I do think at a certain point you've made enough money Obama say "I do think at a certain point you've made enough money"
Read Previous Week In Revolt Articles

4 May 2010

"I do think at a certain point
you've made enough money."

(art by Brendan Lynch, True Detective 1960)


"We’re not -- we're not trying to push financial reform because we begrudge success that's fairly earned. I mean, I do think at a certain point you've made enough money. But, you know, part of the American way is, you know, you can just keep on making it if you're providing a good product or providing good service. We don't want people to stop, uh, fulfilling the core responsibilities of the financial system to help grow our economy." (President Obama, Quincy, Illinois 28 April 2010)
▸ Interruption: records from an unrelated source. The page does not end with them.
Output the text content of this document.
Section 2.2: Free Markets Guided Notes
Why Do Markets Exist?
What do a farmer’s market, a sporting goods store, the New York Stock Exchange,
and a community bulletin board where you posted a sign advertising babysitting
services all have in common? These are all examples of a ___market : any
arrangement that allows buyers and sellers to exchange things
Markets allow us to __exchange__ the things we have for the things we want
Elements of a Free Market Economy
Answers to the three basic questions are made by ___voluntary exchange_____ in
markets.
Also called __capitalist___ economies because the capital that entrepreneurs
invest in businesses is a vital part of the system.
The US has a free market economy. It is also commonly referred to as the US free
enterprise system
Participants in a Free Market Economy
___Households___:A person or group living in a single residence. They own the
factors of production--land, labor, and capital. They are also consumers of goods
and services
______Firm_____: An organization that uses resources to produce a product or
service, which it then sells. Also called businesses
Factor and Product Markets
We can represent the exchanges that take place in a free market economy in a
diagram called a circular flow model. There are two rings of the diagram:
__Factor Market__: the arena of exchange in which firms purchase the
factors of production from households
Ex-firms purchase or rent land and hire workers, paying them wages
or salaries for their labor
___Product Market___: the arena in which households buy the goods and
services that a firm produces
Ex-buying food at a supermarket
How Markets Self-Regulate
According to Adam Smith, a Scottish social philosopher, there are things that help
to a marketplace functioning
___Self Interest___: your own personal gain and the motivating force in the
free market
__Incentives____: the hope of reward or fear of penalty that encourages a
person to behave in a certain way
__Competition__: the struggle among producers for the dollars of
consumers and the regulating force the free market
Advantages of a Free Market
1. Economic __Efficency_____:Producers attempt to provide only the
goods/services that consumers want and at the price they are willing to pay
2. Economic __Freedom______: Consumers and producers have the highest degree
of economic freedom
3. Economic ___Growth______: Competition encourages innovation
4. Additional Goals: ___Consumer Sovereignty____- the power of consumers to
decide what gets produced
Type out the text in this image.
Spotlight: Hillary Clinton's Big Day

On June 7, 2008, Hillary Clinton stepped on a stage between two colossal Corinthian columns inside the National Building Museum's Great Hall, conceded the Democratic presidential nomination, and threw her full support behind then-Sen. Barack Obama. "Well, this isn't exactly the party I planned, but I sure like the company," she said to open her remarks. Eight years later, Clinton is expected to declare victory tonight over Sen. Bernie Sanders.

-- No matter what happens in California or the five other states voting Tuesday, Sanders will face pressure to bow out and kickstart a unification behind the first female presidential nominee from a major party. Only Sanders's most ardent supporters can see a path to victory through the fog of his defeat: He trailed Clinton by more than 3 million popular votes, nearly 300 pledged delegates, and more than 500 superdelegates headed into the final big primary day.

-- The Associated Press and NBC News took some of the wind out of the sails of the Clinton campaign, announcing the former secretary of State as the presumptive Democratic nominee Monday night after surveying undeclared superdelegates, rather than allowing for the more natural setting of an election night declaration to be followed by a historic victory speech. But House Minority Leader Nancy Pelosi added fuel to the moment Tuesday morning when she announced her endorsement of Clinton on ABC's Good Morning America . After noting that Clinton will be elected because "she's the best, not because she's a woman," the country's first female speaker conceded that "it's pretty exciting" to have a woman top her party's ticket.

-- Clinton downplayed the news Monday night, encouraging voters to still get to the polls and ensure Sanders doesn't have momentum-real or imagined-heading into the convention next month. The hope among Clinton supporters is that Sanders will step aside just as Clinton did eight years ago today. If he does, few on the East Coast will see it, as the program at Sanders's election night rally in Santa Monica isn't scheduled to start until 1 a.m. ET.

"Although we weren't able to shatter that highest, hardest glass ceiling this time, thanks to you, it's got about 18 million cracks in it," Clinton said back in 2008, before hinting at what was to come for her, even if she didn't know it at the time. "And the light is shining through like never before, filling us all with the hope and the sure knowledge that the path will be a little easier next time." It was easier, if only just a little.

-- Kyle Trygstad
Spoken like a socialist millionaire*. Obama has a right to his opinion. He even has a right to his feelings, but does he have a right to make sure my wealth and yours is limited to what he feels is "enough"? No. But he doesn't understand that.
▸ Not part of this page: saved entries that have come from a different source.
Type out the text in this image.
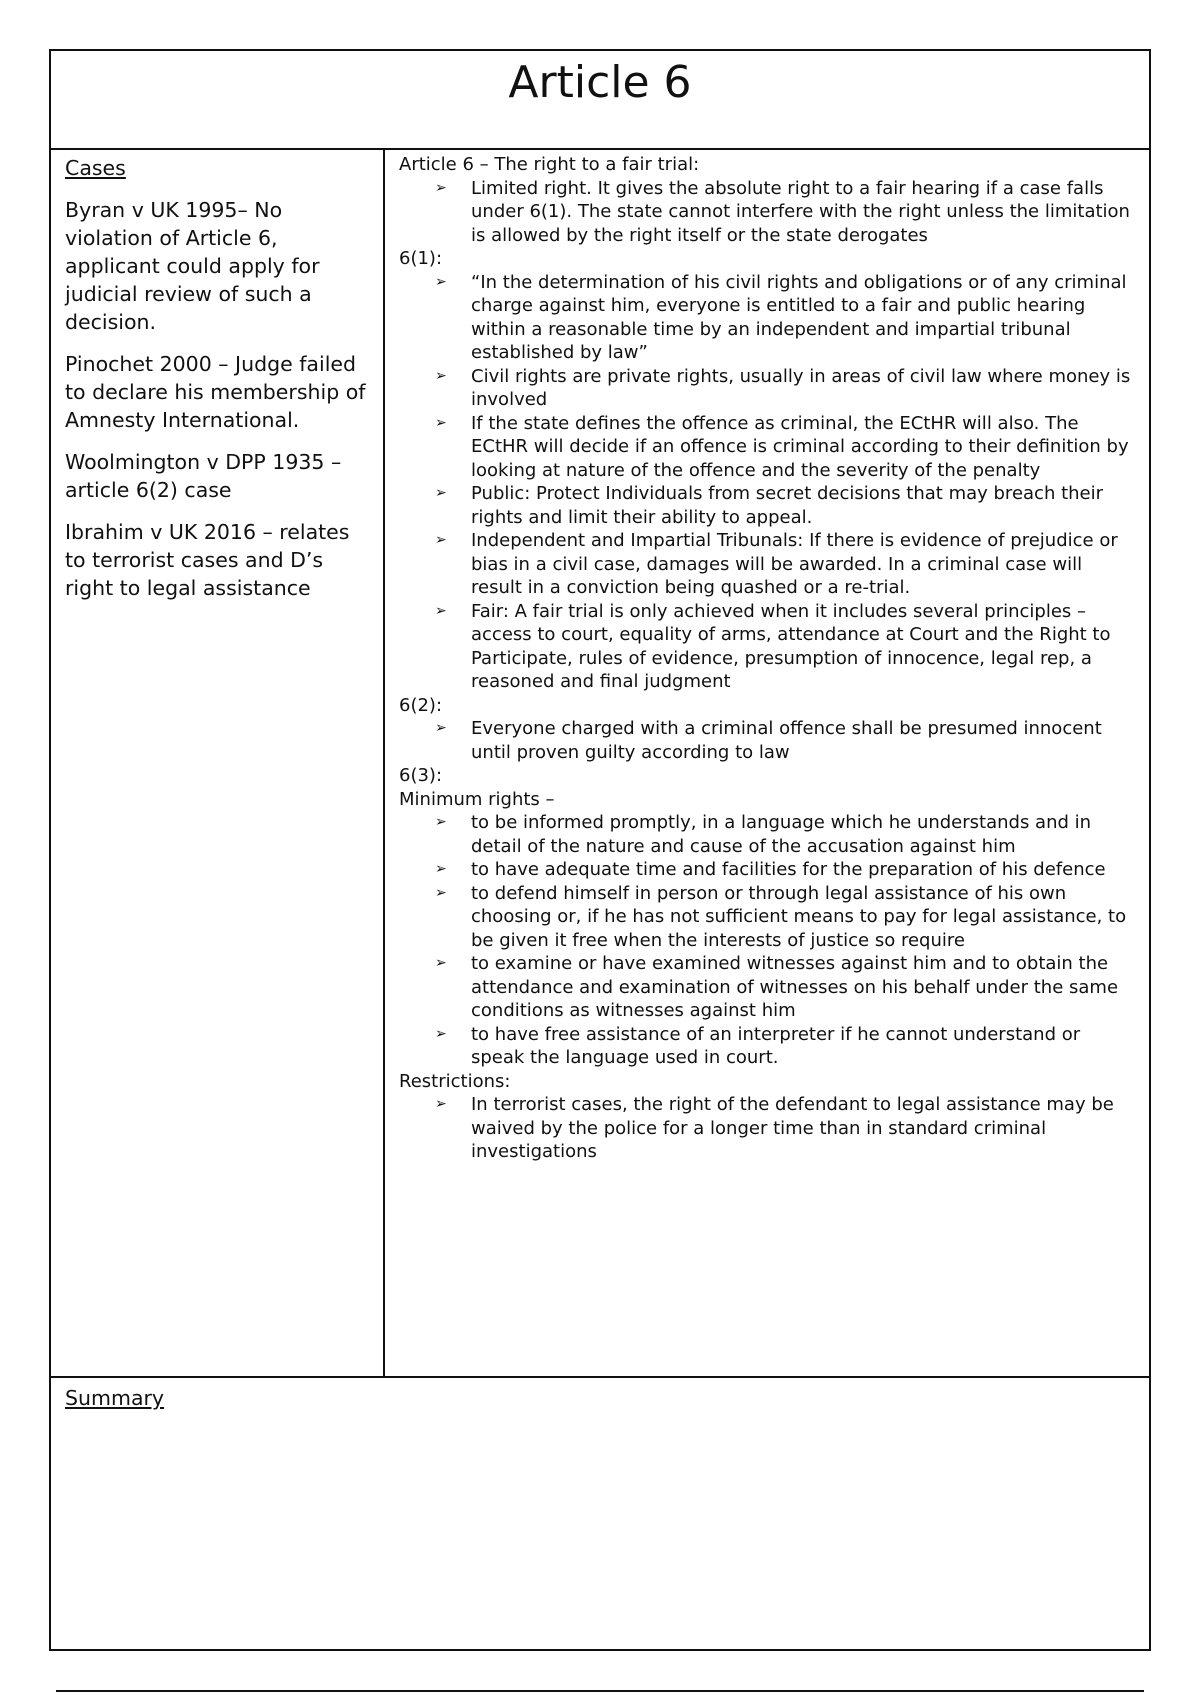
Article 6

Cases

Byran v UK 1995– No violation of Article 6, applicant could apply for judicial review of such a decision.

Pinochet 2000 – Judge failed to declare his membership of Amnesty International.

Woolmington v DPP 1935 – article 6(2) case

Ibrahim v UK 2016 – relates to terrorist cases and D’s right to legal assistance

Article 6 – The right to a fair trial:

➢ Limited right. It gives the absolute right to a fair hearing if a case falls under 6(1). The state cannot interfere with the right unless the limitation is allowed by the right itself or the state derogates

6(1):

➢ “In the determination of his civil rights and obligations or of any criminal charge against him, everyone is entitled to a fair and public hearing within a reasonable time by an independent and impartial tribunal established by law”
➢ Civil rights are private rights, usually in areas of civil law where money is involved
➢ If the state defines the offence as criminal, the ECtHR will also. The ECtHR will decide if an offence is criminal according to their definition by looking at nature of the offence and the severity of the penalty
➢ Public: Protect Individuals from secret decisions that may breach their rights and limit their ability to appeal.
➢ Independent and Impartial Tribunals: If there is evidence of prejudice or bias in a civil case, damages will be awarded. In a criminal case will result in a conviction being quashed or a re-trial.
➢ Fair: A fair trial is only achieved when it includes several principles – access to court, equality of arms, attendance at Court and the Right to Participate, rules of evidence, presumption of innocence, legal rep, a reasoned and final judgment

6(2):

➢ Everyone charged with a criminal offence shall be presumed innocent until proven guilty according to law

6(3):

Minimum rights –

➢ to be informed promptly, in a language which he understands and in detail of the nature and cause of the accusation against him
➢ to have adequate time and facilities for the preparation of his defence
➢ to defend himself in person or through legal assistance of his own choosing or, if he has not sufficient means to pay for legal assistance, to be given it free when the interests of justice so require
➢ to examine or have examined witnesses against him and to obtain the attendance and examination of witnesses on his behalf under the same conditions as witnesses against him
➢ to have free assistance of an interpreter if he cannot understand or speak the language used in court.

Restrictions:

➢ In terrorist cases, the right of the defendant to legal assistance may be waived by the police for a longer time than in standard criminal investigations

Summary
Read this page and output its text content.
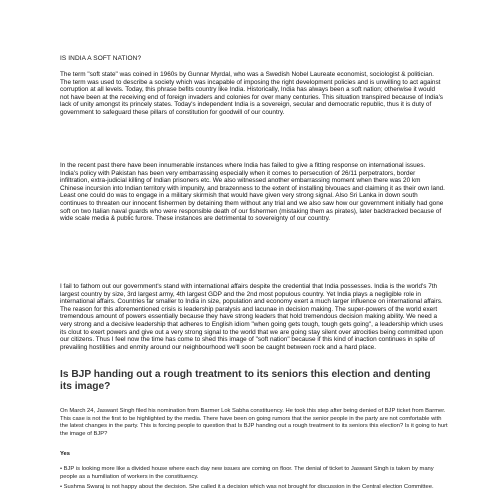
IS INDIA A SOFT NATION?

The term "soft state" was coined in 1960s by Gunnar Myrdal, who was a Swedish Nobel Laureate economist, sociologist & politician. The term was used to describe a society which was incapable of imposing the right development policies and is unwilling to act against corruption at all levels. Today, this phrase befits country like India. Historically, India has always been a soft nation; otherwise it would not have been at the receiving end of foreign invaders and colonies for over many centuries. This situation transpired because of India's lack of unity amongst its princely states. Today's independent India is a sovereign, secular and democratic republic, thus it is duty of government to safeguard these pillars of constitution for goodwill of our country.

In the recent past there have been innumerable instances where India has failed to give a fitting response on international issues. India's policy with Pakistan has been very embarrassing especially when it comes to persecution of 26/11 perpetrators, border infiltration, extra-judicial killing of Indian prisoners etc. We also witnessed another embarrassing moment when there was 20 km Chinese incursion into Indian territory with impunity, and brazenness to the extent of installing bivouacs and claiming it as their own land. Least one could do was to engage in a military skirmish that would have given very strong signal. Also Sri Lanka in down south continues to threaten our innocent fishermen by detaining them without any trial and we also saw how our government initially had gone soft on two Italian naval guards who were responsible death of our fishermen (mistaking them as pirates), later backtracked because of wide scale media & public furore. These instances are detrimental to sovereignty of our country.

I fail to fathom out our government's stand with international affairs despite the credential that India possesses. India is the world's 7th largest country by size, 3rd largest army, 4th largest GDP and the 2nd most populous country. Yet India plays a negligible role in international affairs. Countries far smaller to India in size, population and economy exert a much larger influence on international affairs. The reason for this aforementioned crisis is leadership paralysis and lacunae in decision making. The super-powers of the world exert tremendous amount of powers essentially because they have strong leaders that hold tremendous decision making ability. We need a very strong and a decisive leadership that adheres to English idiom "when going gets tough, tough gets going", a leadership which uses its clout to exert powers and give out a very strong signal to the world that we are going stay silent over atrocities being committed upon our citizens. Thus I feel now the time has come to shed this image of "soft nation" because if this kind of inaction continues in spite of prevailing hostilities and enmity around our neighbourhood we'll soon be caught between rock and a hard place.

Is BJP handing out a rough treatment to its seniors this election and denting its image?

On March 24, Jaswant Singh filed his nomination from Barmer Lok Sabha constituency. He took this step after being denied of BJP ticket from Barmer. This case is not the first to be highlighted by the media. There have been on going rumors that the senior people in the party are not comfortable with the latest changes in the party. This is forcing people to question that Is BJP handing out a rough treatment to its seniors this election? Is it going to hurt the image of BJP?

Yes

• BJP is looking more like a divided house where each day new issues are coming on floor. The denial of ticket to Jaswant Singh is taken by many people as a humiliation of workers in the constituency.

• Sushma Swaraj is not happy about the decision. She called it a decision which was not brought for discussion in the Central election Committee.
The president made $5,505.409 last year. The year before he made $2,736,107 -- he more than doubled his money in a year! To this I say, "Congratulations" and "So what?" Obama making gobs more money than me doesn't affect me in any way. He could make as much as Carlos Slim Helu (the world's richest person with $53.5 billion according to Forbes) and that would be great. A rich Obama does not make a poor me.

One man's hard-earned, legally acquired wealth doesn't take wealth away from someone else. Most of Obama's money comes from two best-selling books. Not only did he make money, but his publisher made money and everyone who worked on the project with him made money. His work is what spread the wealth around! And, judging by the sales numbers, a lot of people bought and enjoyed his work.

But look at the caveats in that one Obama paragraph: "success that's fairly earned" and "you can just keep making it if you're providing a good product or providing good service." What constitutes what's "fairly earned" or "if you're providing a good product"? Under capitalism, the markets decide and you and I are the markets. But in the socialist mind, Obama and the socialists like him decide how much and under what circumstances you and I are "fulfilling the core responsibilities of the financial system to help grow our economy."

What are my "core responsibilities?" And what "financial system" is he talking about: local, nation-wide, international? Service or manufacturing? Short-term or long? Risk adverse or risk agreeable? He doesn't say and I'd wager he himself doesn't understand what he's saying.

What is my financial responsibility? Easy. It's to my family and those I do business with. When a politician doesn't understand that, I get nervous. And I've been very nervous since the end of the Bush years.

Only a career pol can say "at a certain point you've made enough money." I'd rather Obama had the humbleness to say:

1) at a certain point, I have enough power.

2) at a certain point, the government is too big.

3) at a certain point, we tax too much and spend too much.

One thing Obama is not is humble. Instead, we have him telling students at a University of Michigan commencement, "If you’re a fan of Glenn Beck or Rush Limbaugh, try reading a few columns on the Huffington Post website. If we choose only to expose ourselves to opinions and viewpoints that are in line with our own, studies suggest that we will become more polarized, more set in our ways. But if we choose to actively seek out information that challenges our assumptions and our beliefs, perhaps we can begin to understand where the people who disagree with us are coming from." (1 May 2010) This is the same man who wants to regulate the internet and talk radio and has given exactly one interview on the only "conservative" news network, Fox.

On a flight from Ohio to Washington on Friday, Obama was asked whether his domestic policies suggested that he was a socialist, as some conservatives have implied. "The answer would be no," he said, laughing for a moment before defending his administration for "making some very tough choices" on the budget. "It was hard for me to believe that you were entirely serious about that socialist question," Obama said from the Oval Office.

He added, "We've actually been operating in a way that has been entirely consistent with free-market principles, and some of the same folks who are throwing the word socialist around can't say the same."

Obama has always sought to avoid being defined by labels, presenting himself as open to ideas from the left and the right. Asked to describe his philosophy in a word, he said, "No, I'm not going to engage in that." (Jeff Zeleny, 8 March 2009, New York Times)

*Socialist millionaire: someone who makes a great deal of cash working the capitalist system and then reviles and works to cripple or deconstruct that same system. Examples: George Soros, Hollywood.